Education
Beware the Euphoria Around College Acceptance Letters
Some schools try to describe a parental loan as ‘aid’
Any family weighing financial aid offers from colleges right about now needs to be on high alert that some schools are masters at obfuscation. They slide in federal loans that parents can take out to pay for college, called PLUS loans, as aid.
Recent analysis in the Journal of Financial Planning cites research of “award” letters from more than 500 colleges that found 15% of schools list PLUS loans as part of their aid package.
Grants and merit scholarships are defined as aid. Loans, on the other hand, are an expense borne by a college student’s household. And parents should beware the costs of borrowing from the federal PLUS program.
Federal loans: The good and the not-so-good
Federal student loans are a solid way for a family to borrow. The terms are fair, and there’s little chance an undergrad who finishes a degree with only federal student loans will have a hard time paying it back, given borrowing limits.
But federal loans to help parents pay for a child’s college costs, called PLUS loans, are more costly, and come at a life stage when many households should not be adding more debt.
PLUS loan problem #1: A high interest rate
The Department of Education sets the interest rate on PLUS loans once a year, and it is the rate charged on all borrowing between July 1 and June 30. (The academic year.)
Each May, the PLUS loan rate is set by starting with whatever the 10-year Treasury note rate is, and adding 4.6 percentage points to it. The 4.6 percentage points is called the margin. It’s a doozy. Undergrad student loans have a margin of 2.05 points.
In May 2020, at the depths of the pandemic, the 10-year Treasury note sunk to a record low of 0.70%, so the PLUS rate was 5.3% this academic year (4.6 + 0.7). It’s not likely going to stay that low for next academic year.
The 10-year rate has been climbing lately; at a March auction, it was 1.54%. If that holds until May, it suggests parent PLUS borrowers will face a 6.14% interest rate for loans taken out for the 2021-2022 academic year. The rate if their kid borrows for undergrad studies would be 3.59%.
PLUS loan problem #2: High origination fee
OK, we’re all used to paying lenders some sort of upfront cost when we borrow money. But the federal college loan program takes a mighty pound of flesh from parents. The origination fee for a PLUS loan is 4.228%. The origination fee when their kids borrow from the federal government is 1.057%.
PLUS loan problem #3: Crowding out other household must-dos
Total outstanding PLUS loan debt at the end of last year passed $100 billion for the first time, an increase of more than 40% in just five years. As Ross Riskin, CPA, points out in his Journal of Financial Planning article, that is likely a conservative estimate, as it does not include multiple PLUS loans that parents have consolidated into one loan for repayment.
According to an annual report from student loan servicer Sallie Mae and market research firm Ipsos, 13% of parents took out a PLUS loan in the 2019-2020 academic year, and the average amount borrowed was around $7,000.
Unlike undergrad student loans, repayment of PLUS loans starts immediately. That likely makes it hard for many households to simultaneously make PLUS loan payments and tackle other financial goals. Say, saving for retirement.

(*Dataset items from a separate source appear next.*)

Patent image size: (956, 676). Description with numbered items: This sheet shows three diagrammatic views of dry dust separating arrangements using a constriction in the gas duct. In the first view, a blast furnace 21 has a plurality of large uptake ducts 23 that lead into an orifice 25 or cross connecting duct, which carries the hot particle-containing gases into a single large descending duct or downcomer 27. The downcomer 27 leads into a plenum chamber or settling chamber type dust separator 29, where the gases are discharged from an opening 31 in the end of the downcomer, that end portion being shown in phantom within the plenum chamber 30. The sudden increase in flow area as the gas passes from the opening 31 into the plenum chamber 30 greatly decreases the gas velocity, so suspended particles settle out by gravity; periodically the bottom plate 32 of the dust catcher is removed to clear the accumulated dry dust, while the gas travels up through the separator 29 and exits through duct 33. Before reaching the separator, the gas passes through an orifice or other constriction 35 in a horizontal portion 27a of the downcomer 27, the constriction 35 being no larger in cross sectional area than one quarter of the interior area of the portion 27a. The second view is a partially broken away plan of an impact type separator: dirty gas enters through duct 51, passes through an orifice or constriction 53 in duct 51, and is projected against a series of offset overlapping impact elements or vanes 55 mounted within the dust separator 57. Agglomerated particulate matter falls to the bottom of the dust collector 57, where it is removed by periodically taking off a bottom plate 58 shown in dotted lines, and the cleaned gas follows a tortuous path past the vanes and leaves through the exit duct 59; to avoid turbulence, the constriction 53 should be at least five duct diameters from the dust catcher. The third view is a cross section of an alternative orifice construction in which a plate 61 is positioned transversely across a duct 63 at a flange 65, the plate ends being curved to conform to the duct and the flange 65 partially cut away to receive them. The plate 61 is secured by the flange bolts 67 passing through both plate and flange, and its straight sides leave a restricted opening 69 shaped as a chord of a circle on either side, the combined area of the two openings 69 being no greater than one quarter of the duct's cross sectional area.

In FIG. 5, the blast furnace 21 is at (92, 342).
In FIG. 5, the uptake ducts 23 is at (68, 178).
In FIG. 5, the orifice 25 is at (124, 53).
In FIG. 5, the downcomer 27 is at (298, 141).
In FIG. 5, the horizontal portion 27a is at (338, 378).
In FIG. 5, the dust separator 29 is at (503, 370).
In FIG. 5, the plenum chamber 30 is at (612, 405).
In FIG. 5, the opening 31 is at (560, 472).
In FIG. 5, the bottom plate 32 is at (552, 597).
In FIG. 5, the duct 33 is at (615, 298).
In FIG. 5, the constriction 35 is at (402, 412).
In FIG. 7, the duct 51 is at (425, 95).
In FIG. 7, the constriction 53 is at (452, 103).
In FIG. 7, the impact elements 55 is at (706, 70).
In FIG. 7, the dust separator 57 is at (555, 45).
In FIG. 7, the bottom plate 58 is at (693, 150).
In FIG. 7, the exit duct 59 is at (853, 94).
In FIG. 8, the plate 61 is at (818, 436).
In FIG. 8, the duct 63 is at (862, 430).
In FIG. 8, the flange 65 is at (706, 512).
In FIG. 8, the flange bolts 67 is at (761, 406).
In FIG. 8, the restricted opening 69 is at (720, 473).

The $7,000 average PLUS loan amount just happens to be the annual maximum anyone at least age 50 could contribute to an individual retirement account (IRA) this year. But likely won’t if they are weighed down with student loan debt. Miss four years of saving, and you’re looking at foregone retirement savings of around $40,000 at age 65, assuming the money grows at an annualized 5%. And that’s just borrowing for one kid for four years.
PLUS loan problem #4: No one’s there to say you can’t afford it
It would be absurd to presume we could get a mortgage or car loan without having to prove we’re a pretty good bet to pay it back. Yet there is no check of parents’ debt-to-income level or credit score to suss out if they can handle PLUS debt. And no limit to what can be borrowed.
It doesn’t take a college education to know that can lead to overborrowing, no matter how well-intentioned.